За пригорком открывалась обширная поляна, со всех сторон окруженная редкими деревьями. Когда-то она была усыпана гравием и обрамлена бетонными бордюрами. Сейчас все поросло травой, забросано листьями, бумажным мусором и частично украдено. К счастью, здесь пока вроде никто не пил пиво и не жарил мясо — очевидно, чувствовалась какая-никакая торжественная атмосфера. Впрочем, лет через двадцать тут наверняка уже ничего не останется — только звуки, которые смогут услышать люди, подобные Михаилу Поречникову.
Посреди полянки стоял высокий и остроконечный камень, что-то вроде памятной стелы, рядом с которым кто-то бросил несколько цветов. Впрочем, бросил очень давно.
— И вся любовь, — пробормотал Миша.
Он спустился вниз, подошел к камню. С западной стороны к «монументу» была прикручена металлическая табличка с дежурной надписью: «Здесь будет установлен памятник жертвам политических репрессий». Миша кивнул. Да, когда-то они хотели установить памятник, когда-то они считали это важным. Те же самые люди…
Он бросил палку на землю, выпрямился, прижал пальцы к вискам, втянул воздух.
И стал слушать.
* * *
Да, их тут очень много — тысячи. Возможно, и десятки тысяч. Самые разные люди, самых разных возрастов, профессий, социального положения. Люди, оказавшиеся не в то время не в том месте.
Покоятся?
Нет. Мечутся, ищут приют, ищут справедливости.
Выстрелы?
Много выстрелов. Одиночные и целые очереди. Крики, ругань, смех, мольбы о пощаде. Ощущение веселого карнавала постоянно сменяется кошмаром, а потом снова возвращается смех. Впрочем, всюду страх, отвратительный запах страха. Наверно, собаки чувствуют то же самое, когда видят перед собой испуганного человека, и не мудрено, что некоторые из них бросаются на носителя такого запаха с открытой пастью. Из-за этой вони хочется рвать глотку…
Здесь нельзя пить пиво. Здесь нельзя просто гулять. Здесь нельзя ничего строить. Черт бы их всех побрал, идиотов!..

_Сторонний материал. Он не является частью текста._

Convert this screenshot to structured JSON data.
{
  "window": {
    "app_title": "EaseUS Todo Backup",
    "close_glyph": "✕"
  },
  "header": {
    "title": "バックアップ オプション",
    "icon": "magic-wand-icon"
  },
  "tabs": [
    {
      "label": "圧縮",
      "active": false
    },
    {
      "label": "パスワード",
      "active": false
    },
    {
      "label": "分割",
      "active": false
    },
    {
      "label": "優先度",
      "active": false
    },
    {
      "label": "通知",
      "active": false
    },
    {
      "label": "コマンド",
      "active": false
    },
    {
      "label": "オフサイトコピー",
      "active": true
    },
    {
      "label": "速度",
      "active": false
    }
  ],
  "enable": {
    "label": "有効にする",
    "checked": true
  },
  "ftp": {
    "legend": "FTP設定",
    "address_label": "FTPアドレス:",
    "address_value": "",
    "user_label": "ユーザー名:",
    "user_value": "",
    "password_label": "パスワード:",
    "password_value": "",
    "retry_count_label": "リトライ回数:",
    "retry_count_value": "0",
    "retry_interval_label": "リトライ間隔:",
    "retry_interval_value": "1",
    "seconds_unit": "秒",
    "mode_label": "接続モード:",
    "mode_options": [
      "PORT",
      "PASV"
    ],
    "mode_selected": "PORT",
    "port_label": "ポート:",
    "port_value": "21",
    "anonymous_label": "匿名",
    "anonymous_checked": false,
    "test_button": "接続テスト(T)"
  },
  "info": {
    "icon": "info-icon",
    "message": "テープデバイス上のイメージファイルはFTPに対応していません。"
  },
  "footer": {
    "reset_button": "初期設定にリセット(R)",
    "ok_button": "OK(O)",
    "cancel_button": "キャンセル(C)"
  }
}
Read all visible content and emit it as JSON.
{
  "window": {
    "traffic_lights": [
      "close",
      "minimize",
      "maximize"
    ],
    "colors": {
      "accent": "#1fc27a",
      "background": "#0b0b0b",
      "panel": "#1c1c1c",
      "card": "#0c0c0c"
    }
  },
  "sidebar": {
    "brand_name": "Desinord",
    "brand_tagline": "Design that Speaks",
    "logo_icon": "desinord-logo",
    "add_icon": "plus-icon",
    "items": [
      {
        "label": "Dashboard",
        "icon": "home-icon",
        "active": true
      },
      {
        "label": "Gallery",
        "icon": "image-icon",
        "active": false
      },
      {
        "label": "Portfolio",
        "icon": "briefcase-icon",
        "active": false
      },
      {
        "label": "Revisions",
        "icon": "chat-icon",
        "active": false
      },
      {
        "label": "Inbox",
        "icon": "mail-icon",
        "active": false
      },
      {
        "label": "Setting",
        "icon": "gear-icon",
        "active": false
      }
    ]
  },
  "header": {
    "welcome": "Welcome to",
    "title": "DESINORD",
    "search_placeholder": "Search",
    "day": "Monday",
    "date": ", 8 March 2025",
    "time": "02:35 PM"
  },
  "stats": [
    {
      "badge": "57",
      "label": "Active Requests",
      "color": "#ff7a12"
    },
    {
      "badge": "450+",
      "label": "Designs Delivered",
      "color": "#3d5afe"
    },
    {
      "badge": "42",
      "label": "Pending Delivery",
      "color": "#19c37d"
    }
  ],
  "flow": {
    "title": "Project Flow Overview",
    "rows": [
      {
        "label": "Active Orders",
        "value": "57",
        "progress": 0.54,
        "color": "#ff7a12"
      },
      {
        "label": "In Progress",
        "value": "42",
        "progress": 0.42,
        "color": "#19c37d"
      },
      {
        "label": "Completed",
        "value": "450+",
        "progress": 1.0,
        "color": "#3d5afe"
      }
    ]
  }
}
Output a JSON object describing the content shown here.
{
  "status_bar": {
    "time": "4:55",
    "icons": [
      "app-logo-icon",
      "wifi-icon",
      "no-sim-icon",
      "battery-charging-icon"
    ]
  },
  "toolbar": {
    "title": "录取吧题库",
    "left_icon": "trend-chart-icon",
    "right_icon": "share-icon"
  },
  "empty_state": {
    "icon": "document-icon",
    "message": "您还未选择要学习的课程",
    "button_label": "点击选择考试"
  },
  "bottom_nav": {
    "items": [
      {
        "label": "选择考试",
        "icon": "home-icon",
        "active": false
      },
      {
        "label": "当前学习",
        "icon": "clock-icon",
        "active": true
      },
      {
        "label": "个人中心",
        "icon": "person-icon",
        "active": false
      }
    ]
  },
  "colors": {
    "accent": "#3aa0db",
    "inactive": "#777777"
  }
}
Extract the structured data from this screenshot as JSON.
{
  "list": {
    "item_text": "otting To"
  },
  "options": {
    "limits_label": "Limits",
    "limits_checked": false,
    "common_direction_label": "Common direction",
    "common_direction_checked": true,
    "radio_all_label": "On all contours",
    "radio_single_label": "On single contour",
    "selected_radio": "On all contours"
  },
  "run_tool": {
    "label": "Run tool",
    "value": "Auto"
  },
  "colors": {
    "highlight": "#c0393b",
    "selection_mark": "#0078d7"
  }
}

— Вот и я им о том же твержу сколько лет, — раздалось у Михаила за спиной. Парень вздрогнул, но не испугался. Он был внутренне готов к чему-то подобному.
Миша повернулся на голос. На краю поляны стоял дядя Петя. Аккордеона с ним не было, зато неизменная тельняшка выглядывала из-за камуфляжной куртки.
— Прости, браток, — сказал Петр, — увидел тебя, решил пойти следом. Не помешаю?
Михаил отрицательно покачал головой.
Дядя Петя подошел ближе, остановился на расстоянии вытянутой руки. Миша не спешил с рукопожатием, решив предоставить право выбора своему собеседнику. Захочет Петя общаться на другом уровне — ради бога, нет — и пожалуйста.